The professional caregiver is able to:

  • explain legal regulations and consequences regarding diagnostic procedures and medical treatments (see also CA.B.3),
  • explain procedures for basic medical treatments and diagnostic tests (e.g. physical treatment, measurement of blood pressure, endoscopic treatment, ultrasound, X- ray),
  • name basic structures and functions of the human organs (e.g. lungs, heart, liver, intestinal tract),
  • list normal values of basic treatments and diagnostic tests (e.g.
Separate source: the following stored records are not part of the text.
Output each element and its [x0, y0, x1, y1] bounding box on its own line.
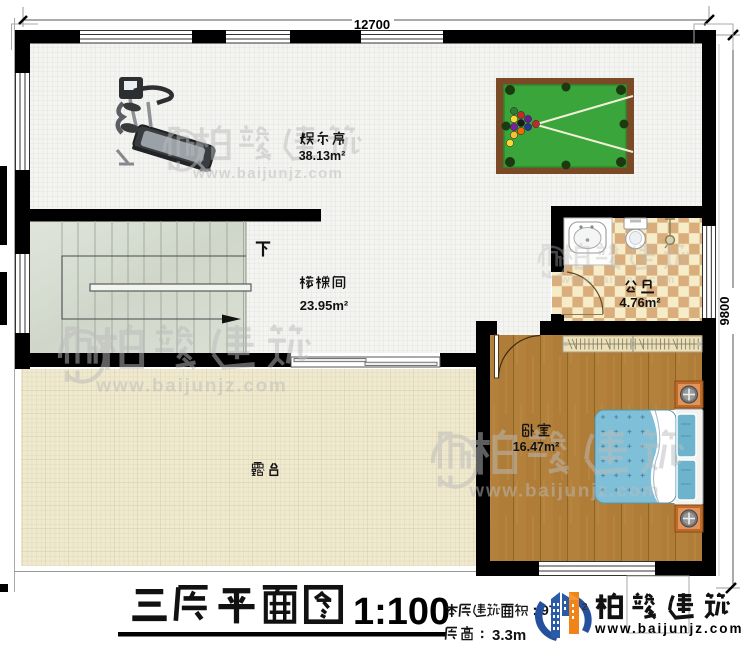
svg-text:www.baijunjz.com: www.baijunjz.com	[594, 621, 744, 636]
svg-text:www.baijunjz.com: www.baijunjz.com	[468, 481, 660, 502]
svg-text:16.47m²: 16.47m²	[513, 440, 560, 454]
svg-text:2: 2	[582, 602, 588, 613]
svg-text:23.95m²: 23.95m²	[300, 298, 349, 313]
svg-text:www.baijunjz.com: www.baijunjz.com	[192, 166, 343, 182]
svg-text:www.baijunjz.com: www.baijunjz.com	[95, 376, 287, 397]
svg-text:12700: 12700	[354, 17, 390, 32]
svg-text:3.3m: 3.3m	[492, 627, 526, 644]
svg-text:38.13m²: 38.13m²	[299, 149, 346, 163]
svg-text:4.76m²: 4.76m²	[619, 295, 661, 310]
svg-text:1:100: 1:100	[353, 591, 450, 633]
svg-text:www.baijunjz.com: www.baijunjz.com	[560, 274, 676, 286]
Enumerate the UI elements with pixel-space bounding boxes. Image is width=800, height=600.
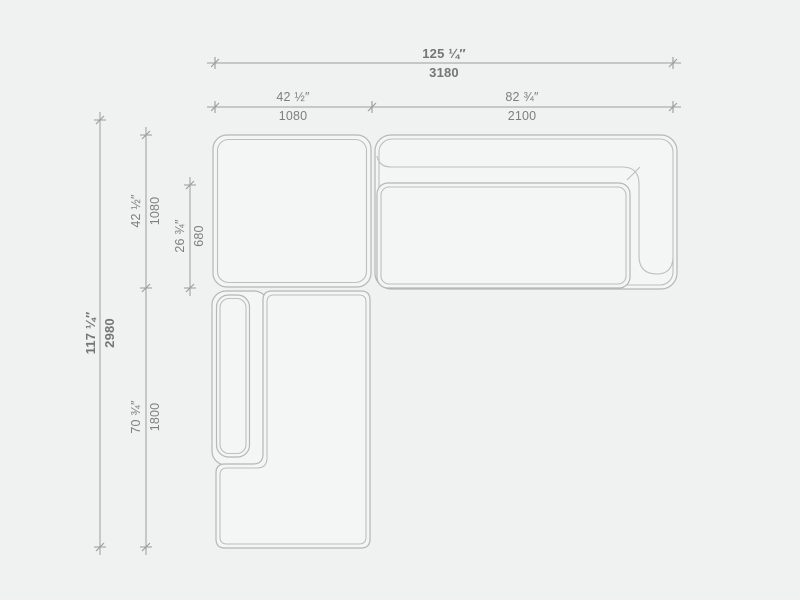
module-right-seat-cushion-outer <box>377 183 630 288</box>
dim-value-mm: 1800 <box>149 403 162 432</box>
dim-value-inches: 117 ¼″ <box>84 312 97 355</box>
module-right-sofa <box>375 135 677 289</box>
dim-label-seat-depth: 26 ¾″ 680 <box>174 219 206 252</box>
dim-value-mm: 3180 <box>429 66 459 79</box>
dim-label-chaise-module-depth: 70 ¾″ 1800 <box>130 400 162 433</box>
dim-value-inches: 125 ¼″ <box>422 47 466 60</box>
dim-label-left-module-width: 42 ½″ 1080 <box>276 91 309 123</box>
dim-value-mm: 1080 <box>149 197 162 226</box>
dim-value-inches: 26 ¾″ <box>174 219 187 252</box>
module-bottom-back-cushion-outer <box>217 295 250 457</box>
dim-value-inches: 42 ½″ <box>276 91 309 104</box>
dim-label-total-width: 125 ¼″ 3180 <box>422 47 466 79</box>
module-bottom-chaise <box>212 291 370 548</box>
dim-value-inches: 82 ¾″ <box>505 91 538 104</box>
dim-value-mm: 1080 <box>279 110 308 123</box>
module-left-square <box>213 135 371 287</box>
dim-value-inches: 42 ½″ <box>130 194 143 227</box>
dim-label-total-depth: 117 ¼″ 2980 <box>84 312 116 355</box>
dim-value-inches: 70 ¾″ <box>130 400 143 433</box>
dim-label-top-module-depth: 42 ½″ 1080 <box>130 194 162 227</box>
dim-label-right-module-width: 82 ¾″ 2100 <box>505 91 538 123</box>
sofa-plan-svg <box>0 0 800 600</box>
module-left-outer-outline <box>213 135 371 287</box>
technical-drawing-canvas: 125 ¼″ 3180 42 ½″ 1080 82 ¾″ 2100 117 ¼″… <box>0 0 800 600</box>
dim-value-mm: 680 <box>193 225 206 246</box>
dim-value-mm: 2100 <box>508 110 537 123</box>
dim-value-mm: 2980 <box>103 318 116 348</box>
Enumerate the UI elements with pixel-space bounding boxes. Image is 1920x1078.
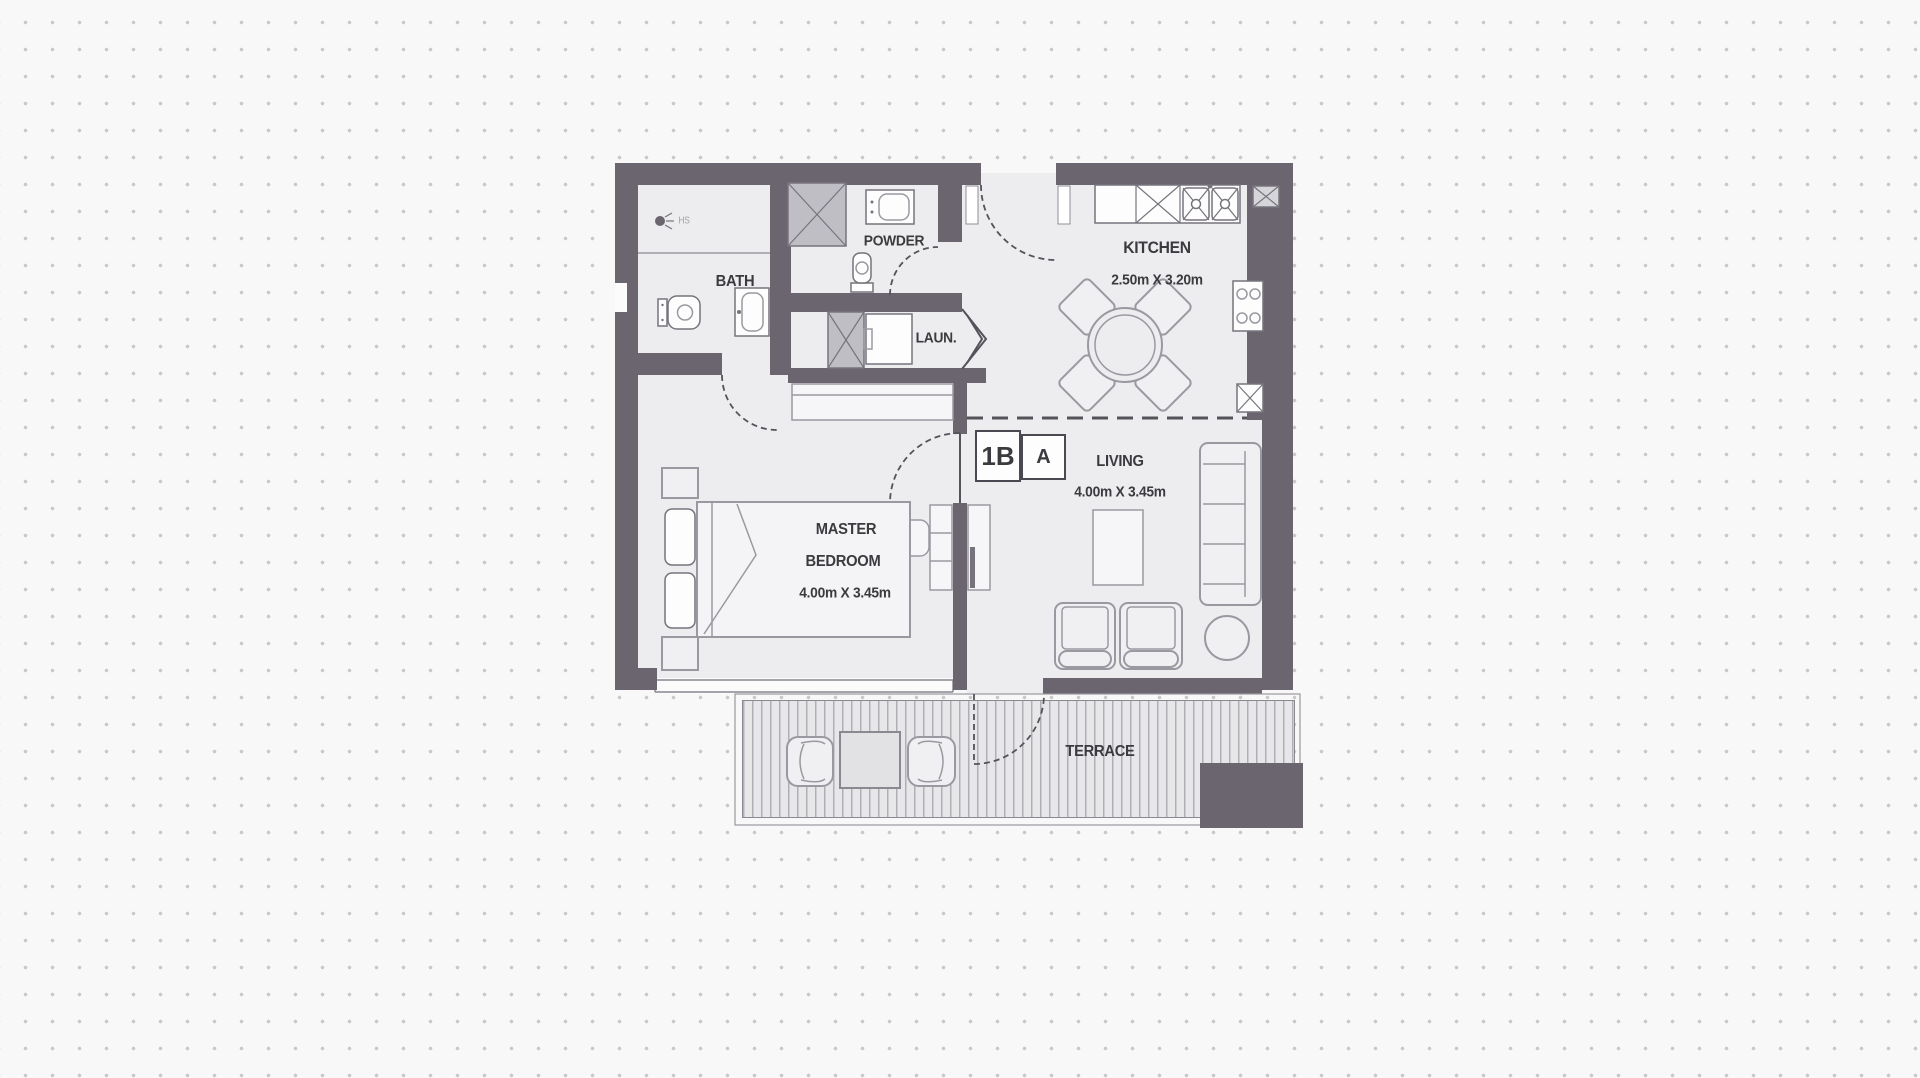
unit-variant-box: A (1021, 434, 1066, 480)
powder-vanity-icon (866, 190, 914, 224)
floor-plan-linework (615, 163, 1305, 843)
armchair (1120, 603, 1182, 669)
bath-vanity-icon (735, 288, 769, 336)
kitchen-label: KITCHEN (1123, 238, 1191, 258)
nightstand (662, 468, 698, 498)
terrace-furniture (787, 732, 955, 788)
side-table (1205, 616, 1249, 660)
shower-tag: HS (678, 216, 689, 227)
terrace-label: TERRACE (1065, 743, 1134, 761)
armchair (1055, 603, 1115, 669)
laundry-label: LAUN. (916, 330, 957, 347)
powder-toilet-icon (851, 253, 873, 292)
kitchen-dimensions: 2.50m X 3.20m (1111, 272, 1203, 289)
powder-label: POWDER (864, 233, 924, 250)
terrace-chair (787, 737, 833, 786)
master-bedroom-label-line1: MASTER (816, 521, 877, 539)
master-bedroom-label-line2: BEDROOM (806, 553, 881, 571)
stove-icon (1233, 281, 1263, 331)
living-dimensions: 4.00m X 3.45m (1074, 484, 1166, 501)
coffee-table (1093, 510, 1143, 585)
dresser (930, 505, 952, 590)
terrace-chair (908, 737, 955, 786)
nightstand (662, 637, 698, 670)
bath-toilet-icon (658, 296, 700, 329)
living-label: LIVING (1096, 453, 1143, 471)
tv-unit (968, 505, 990, 590)
terrace-table (840, 732, 900, 788)
floor-plan: 1B A KITCHEN 2.50m X 3.20m LIVING 4.00m … (615, 163, 1305, 843)
bath-label: BATH (716, 273, 755, 291)
dining-table (1088, 308, 1162, 382)
terrace-corner-block (1200, 763, 1303, 828)
sofa (1200, 443, 1261, 605)
bedroom-window (655, 678, 953, 694)
pillow (665, 509, 695, 565)
terrace-door-arc (974, 694, 1044, 764)
wardrobe (792, 384, 953, 420)
washer-icon (864, 314, 912, 364)
master-bedroom-dimensions: 4.00m X 3.45m (799, 585, 891, 602)
page: { "unit": { "type": "1B", "variant": "A"… (0, 0, 1920, 1078)
pillow (665, 573, 695, 628)
unit-type-box: 1B (975, 430, 1021, 482)
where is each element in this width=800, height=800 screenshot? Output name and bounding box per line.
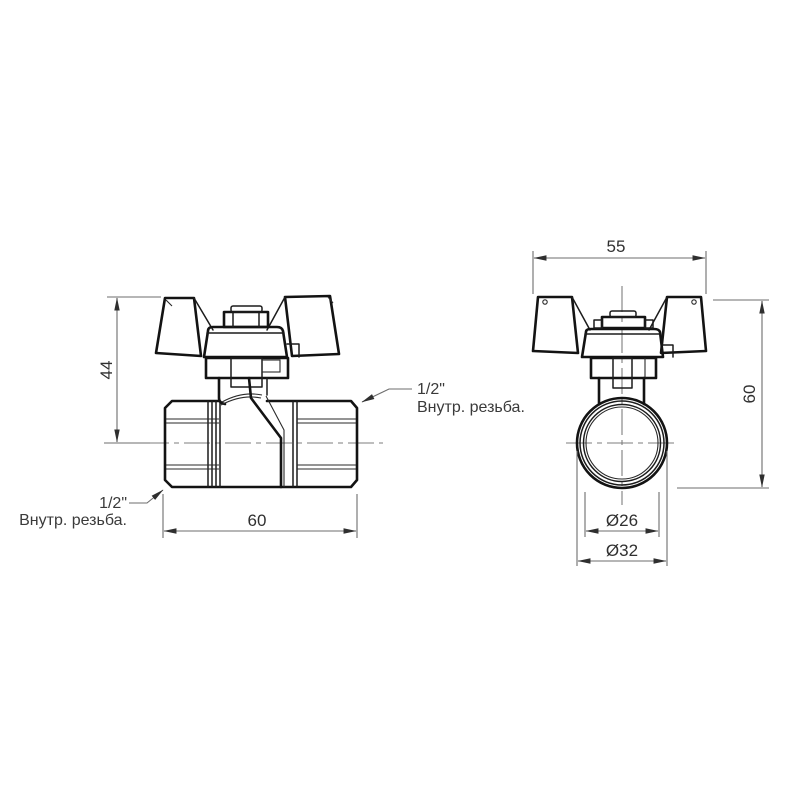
- stem-nut-body: [224, 312, 268, 327]
- dim-60-text: 60: [248, 511, 267, 530]
- front-butterfly-handle: [533, 297, 706, 357]
- body-outline: [165, 401, 357, 487]
- handle-hub: [204, 327, 287, 357]
- dim-55-text: 55: [607, 237, 626, 256]
- stem-block: [231, 358, 262, 387]
- thread-label-bottom-size: 1/2": [99, 495, 127, 512]
- thread-label-top-type: Внутр. резьба.: [417, 399, 525, 416]
- front-nut-face: [602, 317, 645, 328]
- front-stem-nut: [594, 311, 653, 328]
- valve-technical-drawing: 44 60 1/2" Внутр. резьба. 1/2" Внутр. ре…: [0, 0, 800, 800]
- thread-leader-top-line: [362, 389, 412, 402]
- neck-left-edge: [219, 378, 225, 404]
- dim-60r-text: 60: [740, 385, 759, 404]
- handle-left-wing: [156, 298, 201, 356]
- front-left-wing-dimple: [543, 300, 547, 304]
- handle-right-wing: [285, 296, 339, 356]
- thread-label-top-size: 1/2": [417, 381, 445, 398]
- body-neck: [219, 378, 284, 487]
- front-dimensions: 55 60 Ø26 Ø32: [533, 237, 769, 566]
- dim-26-text: Ø26: [606, 511, 638, 530]
- stem-step: [262, 360, 280, 372]
- gland-flange: [206, 358, 288, 378]
- front-left-wing: [533, 297, 578, 353]
- stem-nut: [224, 306, 268, 327]
- side-valve-body: [165, 378, 357, 487]
- side-butterfly-handle: [156, 296, 339, 357]
- dim-44-text: 44: [97, 361, 116, 380]
- front-gland-flange: [591, 358, 656, 378]
- dim-32-text: Ø32: [606, 541, 638, 560]
- handle-left-wing-chamfer: [166, 300, 172, 306]
- thread-leader-top: 1/2" Внутр. резьба.: [362, 381, 525, 416]
- side-view: 44 60 1/2" Внутр. резьба. 1/2" Внутр. ре…: [19, 296, 525, 538]
- hex-flat-lines: [166, 419, 356, 469]
- thread-leader-bottom-line: [129, 490, 163, 503]
- drawing-canvas: 44 60 1/2" Внутр. резьба. 1/2" Внутр. ре…: [0, 0, 800, 800]
- front-right-wing-dimple: [692, 300, 696, 304]
- handle-right-wing-inner-edge: [267, 297, 285, 330]
- front-hub-step: [663, 345, 673, 357]
- thread-label-bottom-type: Внутр. резьба.: [19, 512, 127, 529]
- thread-leader-bottom: 1/2" Внутр. резьба.: [19, 490, 163, 529]
- front-view: 55 60 Ø26 Ø32: [533, 237, 769, 566]
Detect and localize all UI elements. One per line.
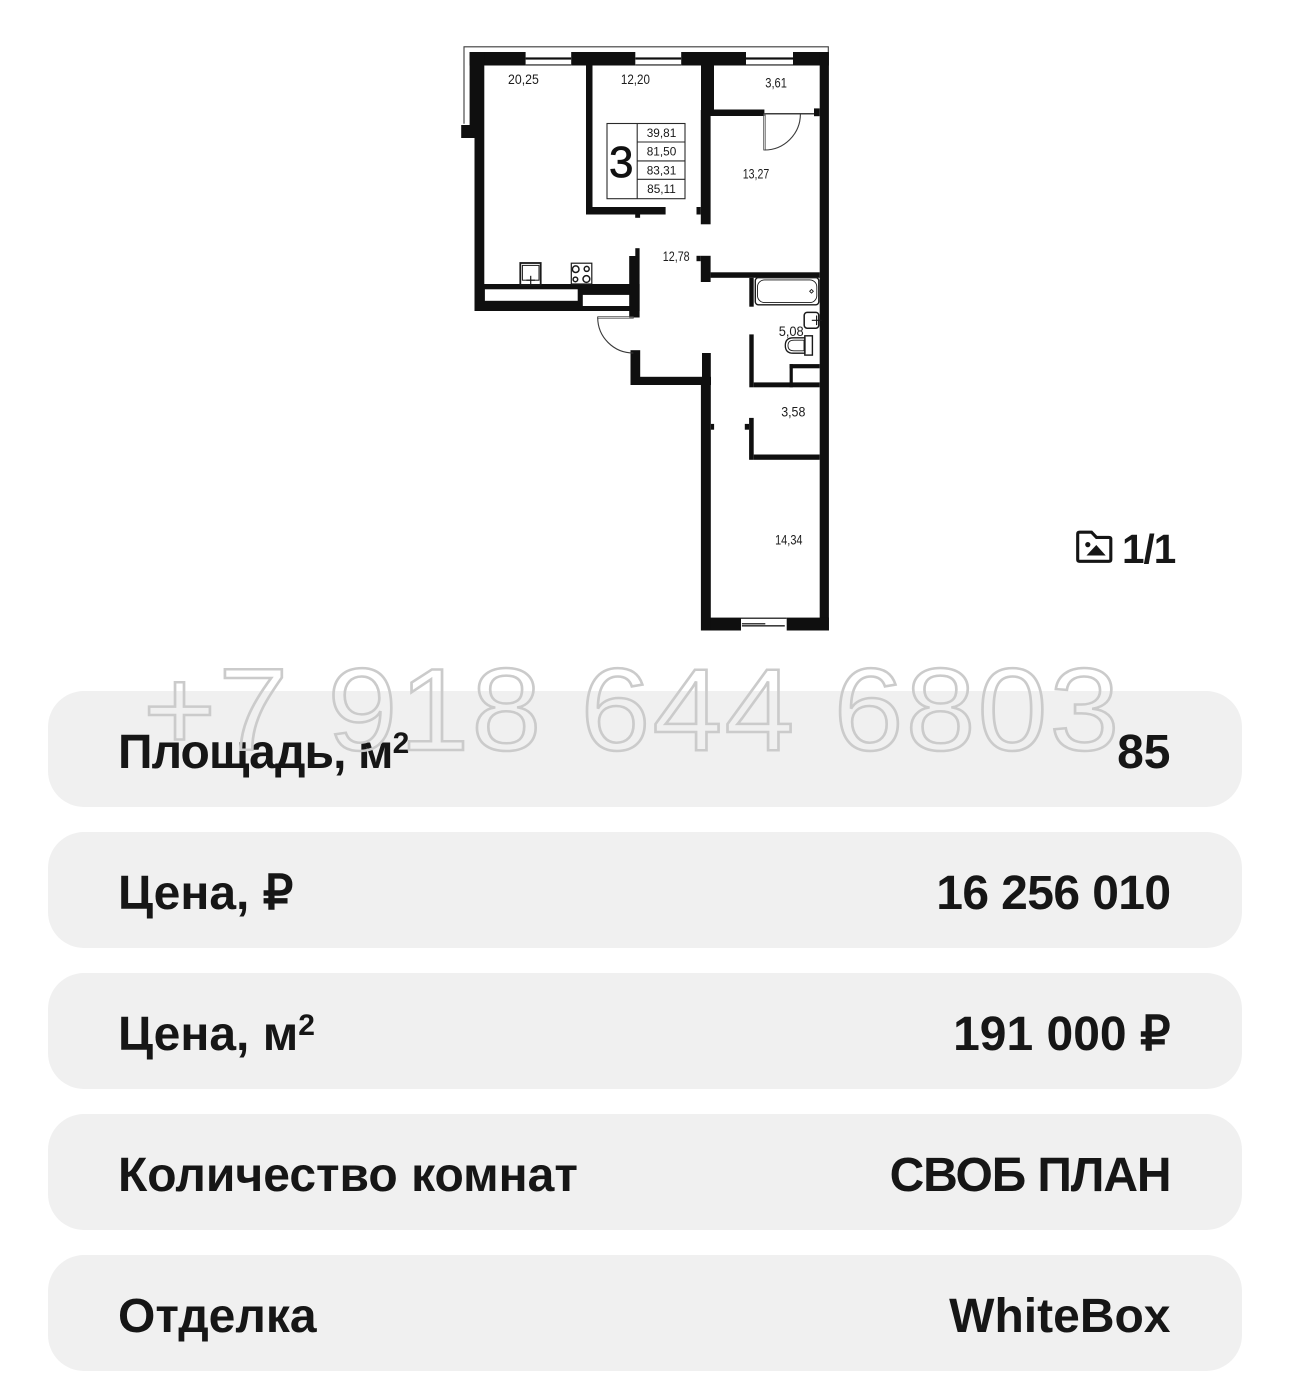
svg-text:12,78: 12,78 [663, 248, 690, 264]
svg-text:81,50: 81,50 [647, 145, 677, 159]
svg-text:5,08: 5,08 [779, 323, 804, 339]
svg-text:3,58: 3,58 [781, 403, 805, 419]
svg-text:3,61: 3,61 [765, 75, 787, 91]
svg-text:85,11: 85,11 [647, 182, 676, 196]
svg-text:39,81: 39,81 [647, 126, 677, 140]
svg-text:20,25: 20,25 [508, 71, 539, 87]
svg-text:12,20: 12,20 [621, 71, 650, 87]
svg-text:3: 3 [609, 138, 633, 187]
svg-text:14,34: 14,34 [775, 531, 803, 547]
svg-text:13,27: 13,27 [743, 166, 770, 182]
svg-text:83,31: 83,31 [647, 163, 677, 177]
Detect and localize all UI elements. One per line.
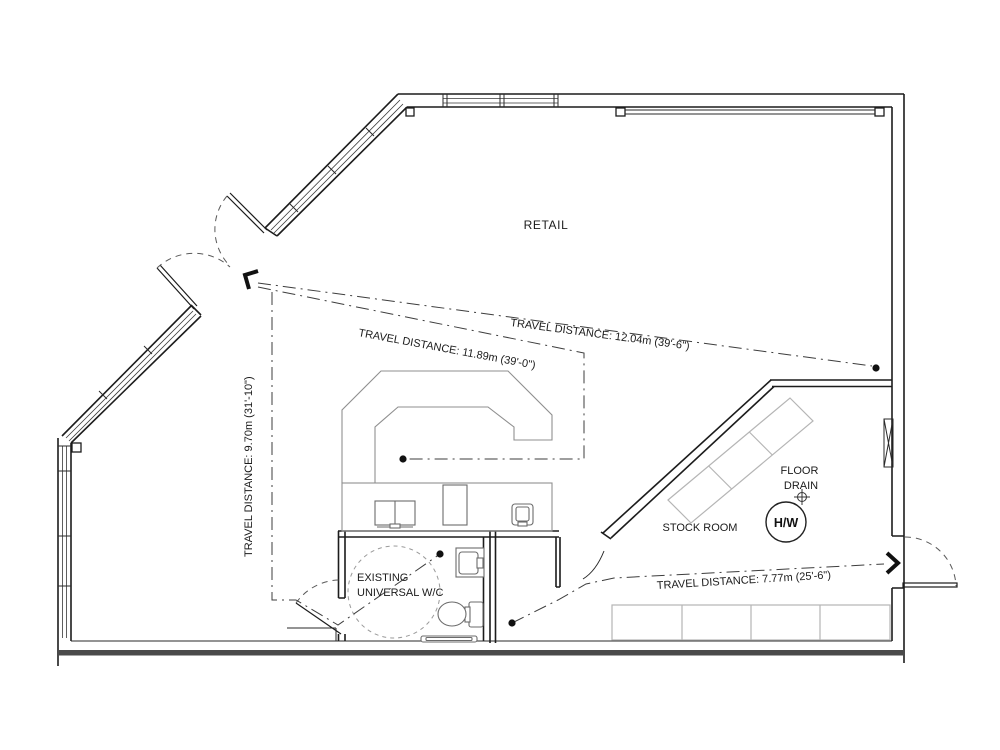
ceiling-beam xyxy=(406,108,884,116)
room-label-stock-room: STOCK ROOM xyxy=(663,522,738,534)
wc-floor-mat xyxy=(421,636,477,642)
floor-plan-drawing: RETAIL STOCK ROOM EXISTING UNIVERSAL W/C… xyxy=(0,0,1000,750)
wc-sink xyxy=(456,548,484,577)
entrance-doors xyxy=(157,193,267,309)
bottom-wall xyxy=(58,641,905,656)
wc-door-swing xyxy=(296,580,341,603)
travel-route-2-line xyxy=(258,287,584,459)
room-label-retail: RETAIL xyxy=(524,218,569,232)
column xyxy=(616,108,625,116)
side-exit-door xyxy=(903,537,957,587)
travel-distance-label-1: TRAVEL DISTANCE: 12.04m (39'-6") xyxy=(510,317,691,352)
travel-route-3-endpoint xyxy=(436,550,443,557)
travel-route-1-endpoint xyxy=(872,364,879,371)
column xyxy=(875,108,884,116)
diagonal-wall-upper xyxy=(265,94,407,236)
travel-route-2-endpoint xyxy=(399,455,406,462)
counter-gate xyxy=(443,485,467,525)
bottom-shelving xyxy=(612,605,890,640)
room-label-wc: EXISTING UNIVERSAL W/C xyxy=(357,572,443,599)
label-hot-water: H/W xyxy=(774,516,799,530)
travel-distance-label-3: TRAVEL DISTANCE: 9.70m (31'-10") xyxy=(243,376,255,557)
retail-counter xyxy=(342,371,552,531)
counter-till xyxy=(512,504,533,526)
label-floor-drain: FLOOR DRAIN xyxy=(781,465,822,492)
travel-distance-label-4: TRAVEL DISTANCE: 7.77m (25'-6") xyxy=(656,569,831,592)
floor-plan-canvas: RETAIL STOCK ROOM EXISTING UNIVERSAL W/C… xyxy=(0,0,1000,750)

Arterial blood pressure, full blood count, urine analysis),
  • identify, list and describe the correct use of equipment for a physical treatment (e.g. stethoscope, reflex hammer),
  • describe appropriate techniques of a physical treatment (e.g. inspection, palpation, percussion, auscultation),
  • name principles of infection control and to explain methods of germ-free working and cleaning methods for reusable equipment (see also CA.4.1),
  • describe principles of communicating with and teaching patient’s/client’s (see also CA.6.1 and CA.6.2),
  • describe the physiology of pain and differentiate between different pain experiences,
  • describe verbal and non-verbal behaviours of patient’s/client’s that indicate anxiety (see also CA.6.1),
  • describe techniques of relieving anxiety in patient’s/client’s,
  • list techniques to promote cooperation and participation of patient’s/client’s,
  • name treatments with special diet forms (e.g. stomach reflection),
  • name necessary medications used during physical treatment and basic diagnostic procedures (e.g. iodine based agents and their risks and side effects),
  • describe techniques for special patient’s/client’s to perform physical treatments (e.g. gerontologic or juvenile patient’s/client’s),
  • recognise age related changes in the systems (e.g. urinary system, muscular system, circulatory system, nervous system, skin, homeostasis system),
  • describe principles to prevent contamination of specimens (e.g. smear, blood collection),
  • describe correct labelling, safe storage and transportation rules of all kind of specimens,
  • describe techniques of collecting patient’s/client’s specimens and list legislations and policies for collecting patient’s/client’s specimens (e.g. patient’s/client’s agreement in HIV-test),
  • describe symptoms of allergic reactions on anaesthetics and or antiseptic agents,
  • list principles to protect oneself and others from irradiation exposure,
  • explain different positioning of patient’s/client’s for basic examining and diagnostic procedures (e.g. sitting, lying),
  • explain and recognise possible complications of patient’s/client’s within different basic procedures of examining and diagnostic (e.g. shock, loss of blood),
  • explain measures to prevent complications and to support patient’s/client’s complications (e.g. high-up patient’s/client’s legs in case of shock, bring patient in a stable side position),
  • explain positioning and activity restrictions after basic procedures (e.g. bed rest, drive restrictions after special medication),
  • describe the technique to perform an ECG (see also CA.3.4),
  • explain patient’s/client’s preparation of radiological imaging methods (e.g. ingestion of contrast agents, physical basis for non-invasive and invasive radiological imaging methods),
  • list different methods of radiological diagnostics (e.g. Computer tomography, magnetic resonance imaging).